Hollywood fabrikası belirli aralıklarla yeni oyuncular üretip, onları çok iyi şekilde kullanmayı/pazarlamayı başarıyor. Bir oyuncuyu düzenli aralıklarla çeşitli projelerde görüyoruz ve bir süre sonra o isme aşinalıktan öte bir yakınlık hissetmeye başlıyoruz.
Bu oyunculardan birisi de Leonardo DiCaprio’ya benzettiğim Chris Pine. Pine, Amerika’nın yeni dönemdeki çalışkan(!) oyuncularından. 2014 yılında kısa, uzun ve televizyon dizisi olmak üzere toplam 7 projede, 2015 yılında ise ikisi televizyon dizisi olmak üzere 3 projede yer almış. 2016 yılında ise şimdilik 4 projesi görünüyor. 2017’de vizyona girmesi planlanan bir filmin çekimlerine ise şimdiden başlamışlar.
Tabii burada ‘başarılı’dan kastımızın ne olduğunu da açmamız lazım. Kendisine verilen/biçilen rolleri eline yüzüne bulaştırmadan oynamayı başarıyor. Kendisini son olarak 2014’ün Ocak ayında vizyona giren Jack Ryan: Gölge Ajan filminde izlemiştim. Orada da oldukça iyi bir performans sergilemişti.
Gelelim günümüze. Chris Pine bu hafta vizyona giren Zor Saatler (The Finest Hours) filminde başroldeki Bernie Webber karakterini canlandırıyor. Bernie Webber Chatham, Massachusetts’ta bulunan Amerikan Sahil Güvenlik biriminde çalışmaktadır. Bernie ve sevgilisi Miriam (Holliday Grainger) evlilik için gün saymaya başlar ama Bernie’yi uzun ve zorlu bir görev beklemektedir.
Gerçek bir hikayeden uyarlanan film 18 Şubat 1952’de İngiltere’nin doğu kıyılarını yerle bir eden, yoluna çıkan bütün gemileri parçalayan bir fırtınanın etkilediği hayatları konu ediniyor.
Filmin yönetmenliğini ‘Fright Night’ ve ‘Million Dollar Arm’ filmlerinden de tanıdığımız Craig Gillespie üstleniyor. Filmde Casey Affleck, Ben Foster, Eric Bana ve Kyle Gallner gibi usta isimler de rol almış.
Deniz sahnelerinin neredeyse tamamının stüdyoda çekildiğini düşündüğümüzde filmin oldukça başarılı olduğunu söyleyebiliriz. Hollywood için ise bunları yapmak sıradan bir şey zaten. Geçtiğimiz günlerde vizyona giren Ertuğrul 1890 filminin deniz sahnelerini de sevmiştim. Tabii ki filmin sadece küçük bir bölümünü oluşturuyordu o sahneler. Zor Saatler’de ise filmin büyük bir bölümü denizde geçiyor. Dolayısıyla inandırıcılığın oldukça yüksek olması gerekiyor. Ki öyle olmuş. Yer yer gerilmeden edemiyorsunuz.

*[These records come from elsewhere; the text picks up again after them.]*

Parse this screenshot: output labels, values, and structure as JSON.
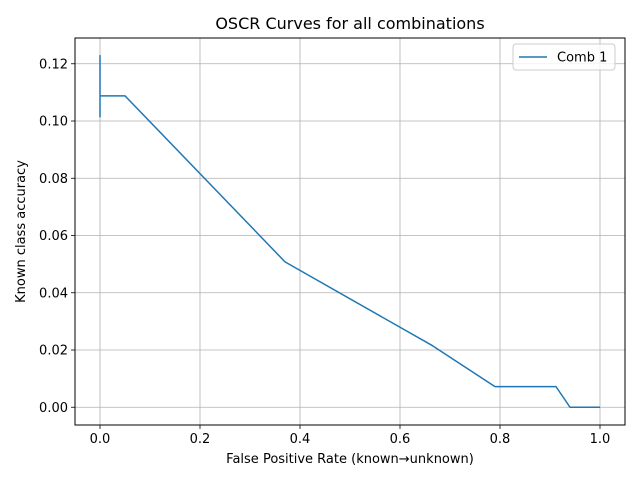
{
  "chart_data": {
    "type": "line",
    "title": "OSCR Curves for all combinations",
    "xlabel": "False Positive Rate (known→unknown)",
    "ylabel": "Known class accuracy",
    "xlim": [
      -0.05,
      1.05
    ],
    "ylim": [
      -0.0062,
      0.129
    ],
    "xticks": [
      0.0,
      0.2,
      0.4,
      0.6,
      0.8,
      1.0
    ],
    "xtick_labels": [
      "0.0",
      "0.2",
      "0.4",
      "0.6",
      "0.8",
      "1.0"
    ],
    "yticks": [
      0.0,
      0.02,
      0.04,
      0.06,
      0.08,
      0.1,
      0.12
    ],
    "ytick_labels": [
      "0.00",
      "0.02",
      "0.04",
      "0.06",
      "0.08",
      "0.10",
      "0.12"
    ],
    "grid": true,
    "legend_position": "top-right",
    "series": [
      {
        "name": "Comb 1",
        "color": "#1f77b4",
        "x": [
          0.0,
          0.0,
          0.0,
          0.0,
          0.05,
          0.37,
          0.665,
          0.79,
          0.912,
          0.94,
          1.0
        ],
        "y": [
          0.123,
          0.1015,
          0.1088,
          0.1088,
          0.1088,
          0.0508,
          0.0215,
          0.0072,
          0.0072,
          0.0,
          0.0
        ]
      }
    ]
  }
}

Özellikle deniz kordonunu aşmaya çalıştıkları sahnelerde kordona vuran dev dalgaların çıkardığı o sesleri dinlemek insana ayrı bir ürperti veriyor. Denizciliğin havacılıktan daha zor olduğunu düşünmüşümdür her zaman. Gerçi her iki mesleğin de korkulu rüyası fırtınalı havalar. Fırtına başladığında karşısındakinin insan mı, sahil mi, kaya mı, uçak mı, gemi mi olduğuna bakmıyor. Ve üstad Necip Fazıl’ın ‘Azgın Deniz’ şiiri düşüyor zihnimize:
Sana yan mı baktılar, bir şey mi söylediler? / Bir şey dinleme artık, artık bir şey dinleme! / Çağır, bütün günahkar ruhları cehenneme! / Karşına, sahil, kaya, insan kim çıkarsa vur! / Vur başına, alemde, kör, sağır, ne varsa vur! / Sal her taraftan, dağdan, gökten, pencereden sal! / Nihayet kala kala dünyada tek kişi kal!
Yaşanmış hikâyelere odaklanan filmleri izlemek her zaman zevkli oluyor. Aynı zamanda da bilgilendirici tabii ki. Özellikle film üzerine bir şeyler yazacaksanız ister istemez yaşanmış olaylara dair okumalar da yapıyorsunuz.
Filmin sonunda da gösterilen olaya dair eski fotoğraf karelerinden bazılarına ve olayın ayrıntılarına Amerikan Sahil Güvenlik’in web sitesinden ulaşabilirsiniz.